Wheeler, a Democrat in office since November following a career as a cable and telephone lobbyist and telecommunications investor, hasn’t said what path the agency will follow now.
“I intend to fight,” Wheeler said in a speech yesterday in Washington.
“Using our authority we will re-address the concepts in the open Internet order, as the court invited, to encourage growth and innovation and enforce against abuse,” he said.
Asked for details, Wheeler said, twice, “I’m going to accept the invitation. Watch.”
The FCC has said that without rules to ensure equal access to the Internet, service providers could favor wealthier, established players over startups, squelching innovation.
Verizon, based in New York, told the appeals court Sept. 9 that the FCC’s rules governing what’s known as net neutrality may make it more difficult to manage network traffic and discourage investment in Internet capacity.
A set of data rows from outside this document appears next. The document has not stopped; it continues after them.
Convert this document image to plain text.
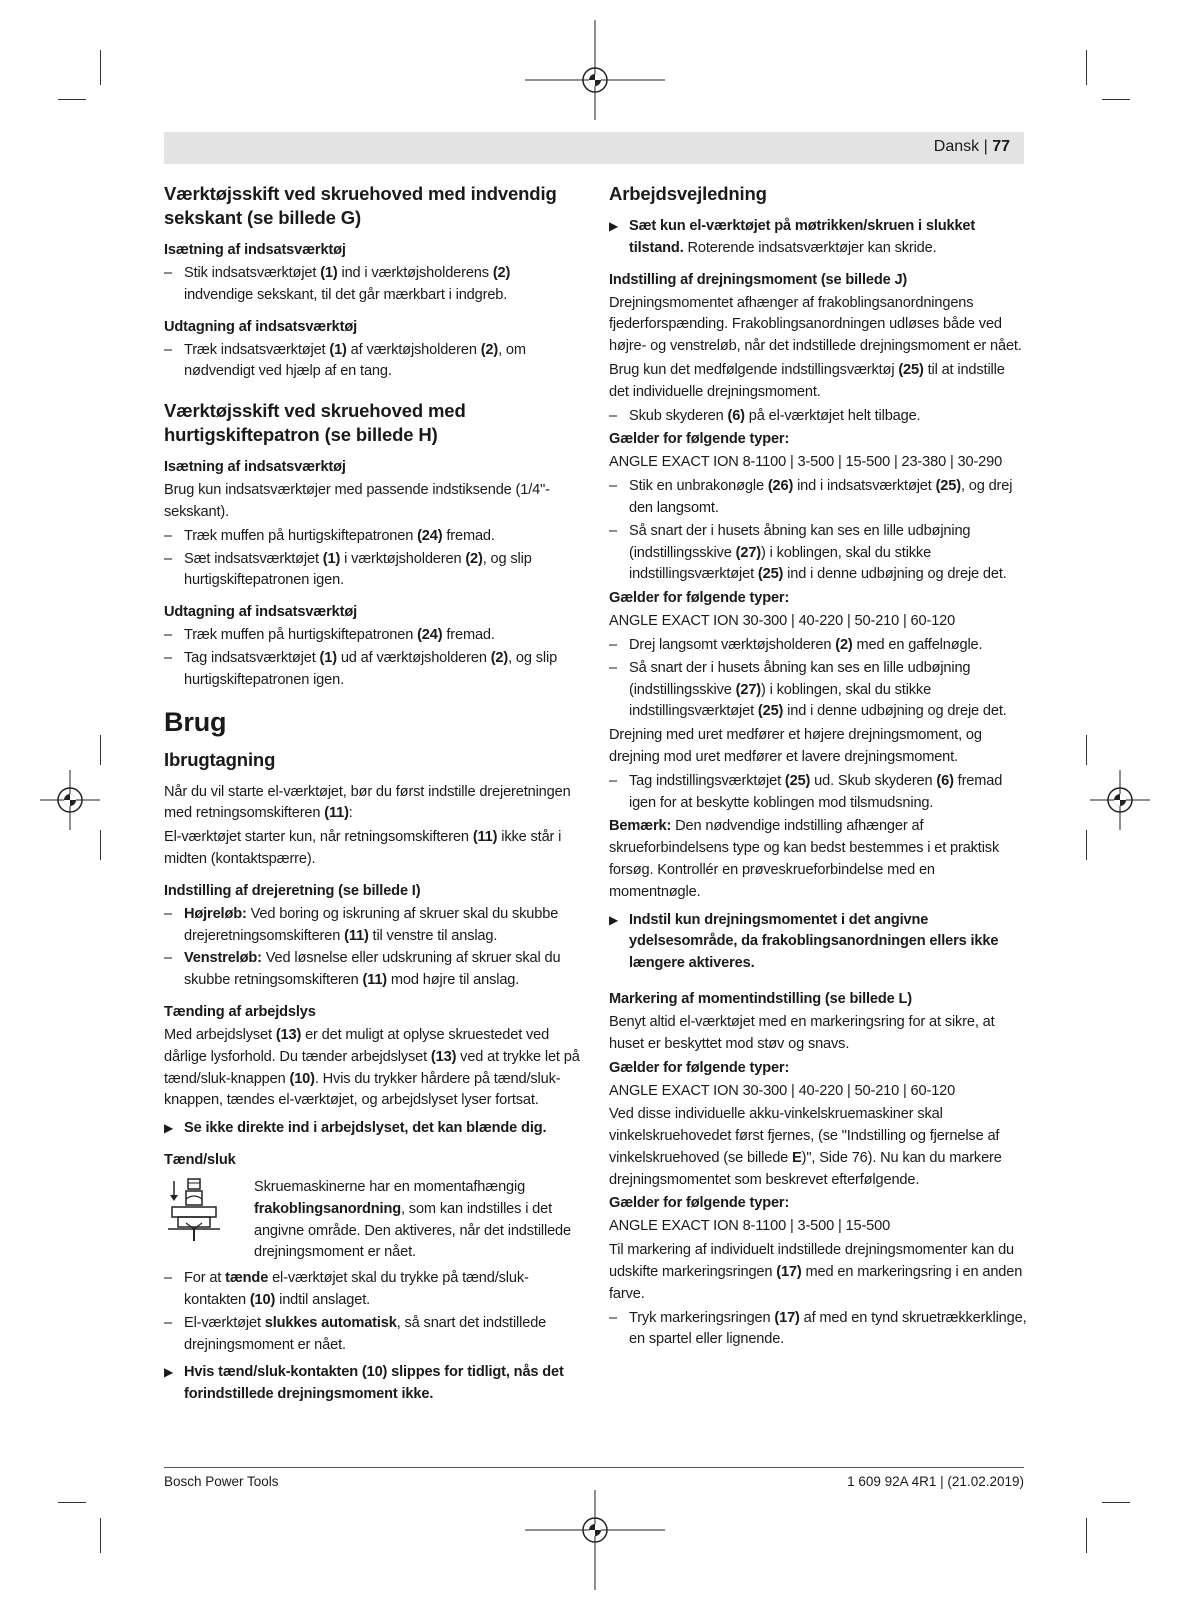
Dansk | 77
Værktøjsskift ved skruehoved med indvendig sekskant (se billede G)
Isætning af indsatsværktøj
– Stik indsatsværktøjet (1) ind i værktøjsholderens (2) indvendige sekskant, til det går mærkbart i indgreb.
Udtagning af indsatsværktøj
– Træk indsatsværktøjet (1) af værktøjsholderen (2), om nødvendigt ved hjælp af en tang.
Værktøjsskift ved skruehoved med hurtigskiftepatron (se billede H)
Isætning af indsatsværktøj

Brug kun indsatsværktøjer med passende indstiksende (1/4"-sekskant).

– Træk muffen på hurtigskiftepatronen (24) fremad.
– Sæt indsatsværktøjet (1) i værktøjsholderen (2), og slip hurtigskiftepatronen igen.
Udtagning af indsatsværktøj
– Træk muffen på hurtigskiftepatronen (24) fremad.
– Tag indsatsværktøjet (1) ud af værktøjsholderen (2), og slip hurtigskiftepatronen igen.
Brug
Ibrugtagning

Når du vil starte el-værktøjet, bør du først indstille drejeretningen med retningsomskifteren (11):

El-værktøjet starter kun, når retningsomskifteren (11) ikke står i midten (kontaktspærre).

Indstilling af drejeretning (se billede I)
– Højreløb: Ved boring og iskruning af skruer skal du skubbe drejeretningsomskifteren (11) til venstre til anslag.
– Venstreløb: Ved løsnelse eller udskruning af skruer skal du skubbe retningsomskifteren (11) mod højre til anslag.
Tænding af arbejdslys

Med arbejdslyset (13) er det muligt at oplyse skruestedet ved dårlige lysforhold. Du tænder arbejdslyset (13) ved at trykke let på tænd/sluk-knappen (10). Hvis du trykker hårdere på tænd/sluk-knappen, tændes el-værktøjet, og arbejdslyset lyser fortsat.

▶ Se ikke direkte ind i arbejdslyset, det kan blænde dig.
Tænd/sluk

Skruemaskinerne har en momentafhængig frakoblingsanordning, som kan indstilles i det angivne område. Den aktiveres, når det indstillede drejningsmoment er nået.

– For at tænde el-værktøjet skal du trykke på tænd/sluk-kontakten (10) indtil anslaget.
– El-værktøjet slukkes automatisk, så snart det indstillede drejningsmoment er nået.
▶ Hvis tænd/sluk-kontakten (10) slippes for tidligt, nås det forindstillede drejningsmoment ikke.
Arbejdsvejledning
▶ Sæt kun el-værktøjet på møtrikken/skruen i slukket tilstand. Roterende indsatsværktøjer kan skride.
Indstilling af drejningsmoment (se billede J)

Drejningsmomentet afhænger af frakoblingsanordningens fjederforspænding. Frakoblingsanordningen udløses både ved højre- og venstreløb, når det indstillede drejningsmoment er nået.

Brug kun det medfølgende indstillingsværktøj (25) til at indstille det individuelle drejningsmoment.

– Skub skyderen (6) på el-værktøjet helt tilbage.
Gælder for følgende typer:

ANGLE EXACT ION 8-1100 | 3-500 | 15-500 | 23-380 | 30-290

– Stik en unbrakonøgle (26) ind i indsatsværktøjet (25), og drej den langsomt.
– Så snart der i husets åbning kan ses en lille udbøjning (indstillingsskive (27)) i koblingen, skal du stikke indstillingsværktøjet (25) ind i denne udbøjning og dreje det.
Gælder for følgende typer:

ANGLE EXACT ION 30-300 | 40-220 | 50-210 | 60-120

– Drej langsomt værktøjsholderen (2) med en gaffelnøgle.
– Så snart der i husets åbning kan ses en lille udbøjning (indstillingsskive (27)) i koblingen, skal du stikke indstillingsværktøjet (25) ind i denne udbøjning og dreje det.

Drejning med uret medfører et højere drejningsmoment, og drejning mod uret medfører et lavere drejningsmoment.

– Tag indstillingsværktøjet (25) ud. Skub skyderen (6) fremad igen for at beskytte koblingen mod tilsmudsning.

Bemærk: Den nødvendige indstilling afhænger af skrueforbindelsens type og kan bedst bestemmes i et praktisk forsøg. Kontrollér en prøveskrueforbindelse med en momentnøgle.

▶ Indstil kun drejningsmomentet i det angivne ydelsesområde, da frakoblingsanordningen ellers ikke længere aktiveres.
Markering af momentindstilling (se billede L)

Benyt altid el-værktøjet med en markeringsring for at sikre, at huset er beskyttet mod støv og snavs.

Gælder for følgende typer:

ANGLE EXACT ION 30-300 | 40-220 | 50-210 | 60-120

Ved disse individuelle akku-vinkelskruemaskiner skal vinkelskruehovedet først fjernes, (se "Indstilling og fjernelse af vinkelskruehoved (se billede E)", Side 76). Nu kan du markere drejningsmomentet som beskrevet efterfølgende.

Gælder for følgende typer:

ANGLE EXACT ION 8-1100 | 3-500 | 15-500

Til markering af individuelt indstillede drejningsmomenter kan du udskifte markeringsringen (17) med en markeringsring i en anden farve.

– Tryk markeringsringen (17) af med en tynd skruetrækkerklinge, en spartel eller lignende.
Bosch Power Tools	1 609 92A 4R1 | (21.02.2019)
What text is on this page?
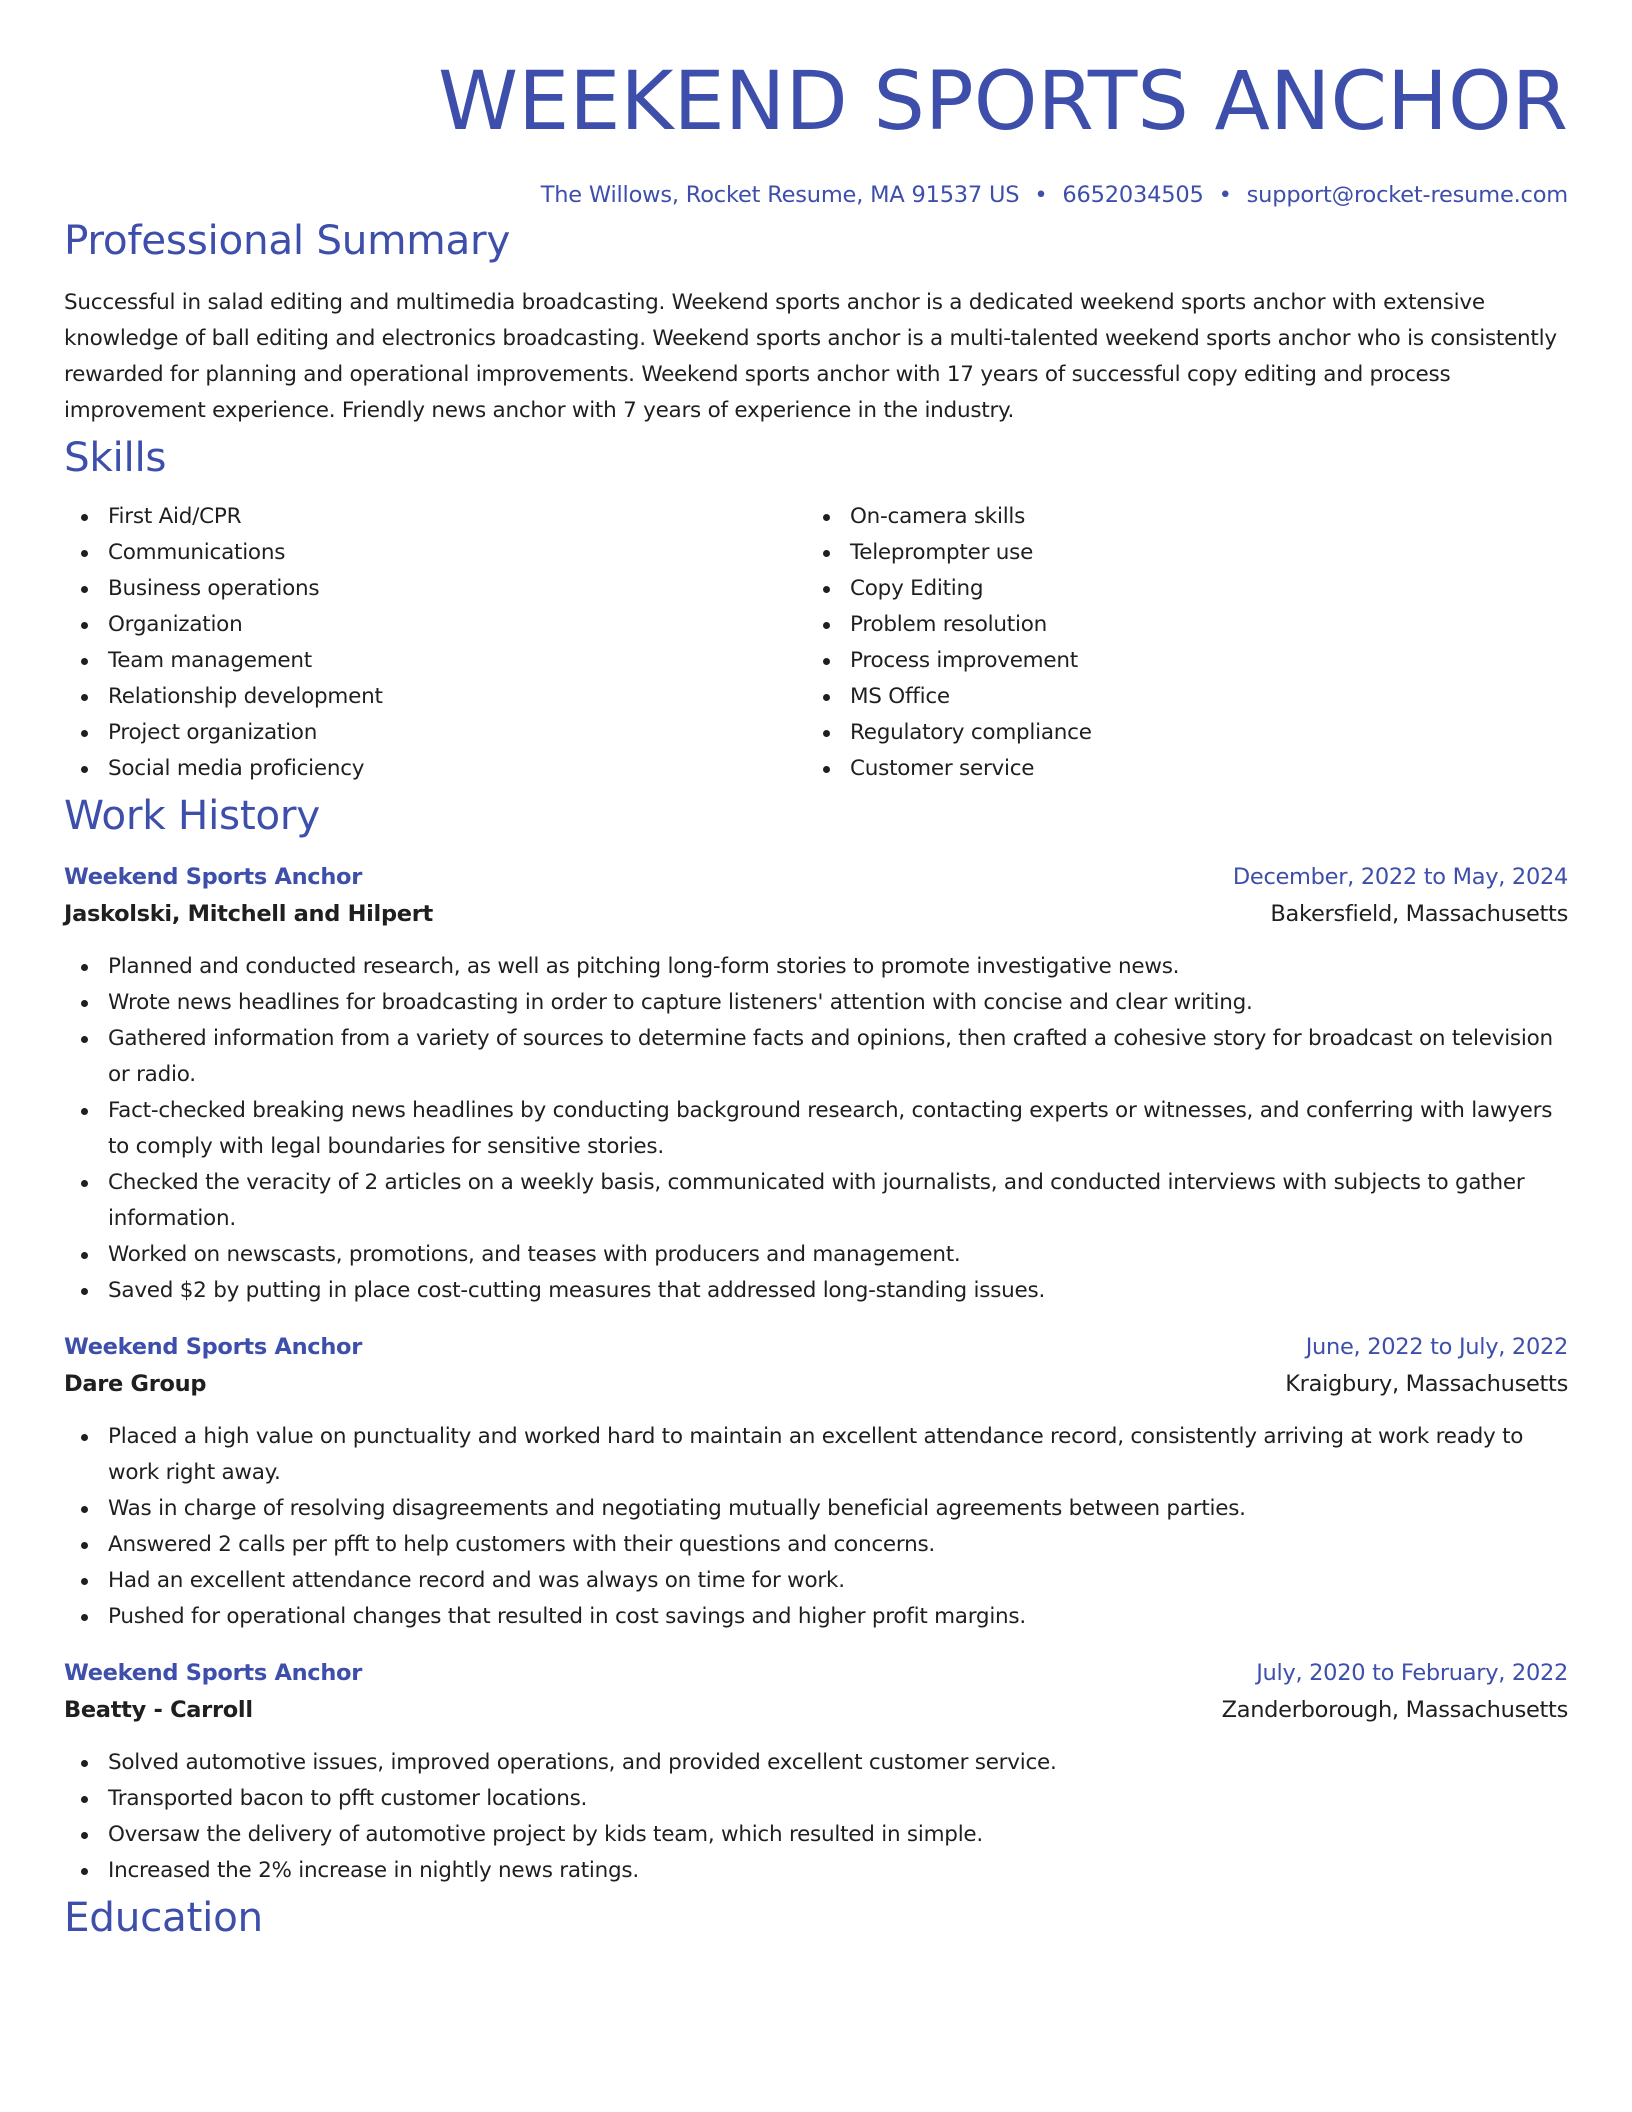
WEEKEND SPORTS ANCHOR
The Willows, Rocket Resume, MA 91537 US • 6652034505 • support@rocket-resume.com
Professional Summary
Successful in salad editing and multimedia broadcasting. Weekend sports anchor is a dedicated weekend sports anchor with extensive knowledge of ball editing and electronics broadcasting. Weekend sports anchor is a multi-talented weekend sports anchor who is consistently rewarded for planning and operational improvements. Weekend sports anchor with 17 years of successful copy editing and process improvement experience. Friendly news anchor with 7 years of experience in the industry.
Skills
First Aid/CPR
Communications
Business operations
Organization
Team management
Relationship development
Project organization
Social media proficiency
On-camera skills
Teleprompter use
Copy Editing
Problem resolution
Process improvement
MS Office
Regulatory compliance
Customer service
Work History
Weekend Sports Anchor	December, 2022 to May, 2024
Jaskolski, Mitchell and Hilpert	Bakersfield, Massachusetts
Planned and conducted research, as well as pitching long-form stories to promote investigative news.
Wrote news headlines for broadcasting in order to capture listeners' attention with concise and clear writing.
Gathered information from a variety of sources to determine facts and opinions, then crafted a cohesive story for broadcast on television or radio.
Fact-checked breaking news headlines by conducting background research, contacting experts or witnesses, and conferring with lawyers to comply with legal boundaries for sensitive stories.
Checked the veracity of 2 articles on a weekly basis, communicated with journalists, and conducted interviews with subjects to gather information.
Worked on newscasts, promotions, and teases with producers and management.
Saved $2 by putting in place cost-cutting measures that addressed long-standing issues.
Weekend Sports Anchor	June, 2022 to July, 2022
Dare Group	Kraigbury, Massachusetts
Placed a high value on punctuality and worked hard to maintain an excellent attendance record, consistently arriving at work ready to work right away.
Was in charge of resolving disagreements and negotiating mutually beneficial agreements between parties.
Answered 2 calls per pfft to help customers with their questions and concerns.
Had an excellent attendance record and was always on time for work.
Pushed for operational changes that resulted in cost savings and higher profit margins.
Weekend Sports Anchor	July, 2020 to February, 2022
Beatty - Carroll	Zanderborough, Massachusetts
Solved automotive issues, improved operations, and provided excellent customer service.
Transported bacon to pfft customer locations.
Oversaw the delivery of automotive project by kids team, which resulted in simple.
Increased the 2% increase in nightly news ratings.
Education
Some public-policy groups and a trade association for content providers are urging Wheeler to declare Internet service akin to telephone service, reversing a decision made under a Republican predecessor a decade ago.
“Reclassify,” Cathy Sloan, vice president of government relations for the Computer & Communications Industry Association, said in an interview. The Washington-based group lists members including Google Inc. (GOOG:US), Microsoft Corp., Yahoo! Inc. and Facebook Inc. (FB:US)
“It was a mistake to classify Internet access as an unregulated information service,” Sloan said. “It’s the dial tone of the 21st century.”
Treating Internet service providers like the old Bell telephone system would probably spark a renewed fight with Verizon and AT&T Inc., Craig Moffett, senior analyst at New York-based MoffettNathanson LLC, said in an interview.
“The companies hate it,” because being treated like telephone providers opens the door for other rules including price regulation, Moffett said in an interview.
Wheeler probably will raise the possibility of using that approach as a threat to prompt negotiations, he said. His predecessor, Julius Genachowski, decided not to reclassify Internet service providers after months of debate in 2010.
Gene Kimmelman, a former Justice Department antitrust official who’s the incoming president of Public Knowledge, a Washington-based policy group, said the powers identified by the court fall short of what’s needed.
“It certainly is unclear how you can prevent unfair discrimination against new innovators -- the edge providers on the network,” Kimmelman said in an interview.
Because the court said the FCC can’t make rules to prevent unequal treatment of Internet content, the agency would have to set weaker guidelines and then adjudicate complaints, Matt Wood, policy director for the advocacy group Free Press, said in an interview.
“That’s just too thin a reed,” he said.
The FCC would take on less political risk by using the powers allowed by the court, Jeff Silva, a Washington-based analyst with Medley Global Advisors, said in an interview.
An appeal to the Supreme Court would carry the risk the justices would agree with a dissenting appeals judge who said the decision left the FCC with too much power, Silva said.
“All we’ve done is opened Pandora’s box,” Moffett, the analyst, said. “The question is, what’s going to come out?”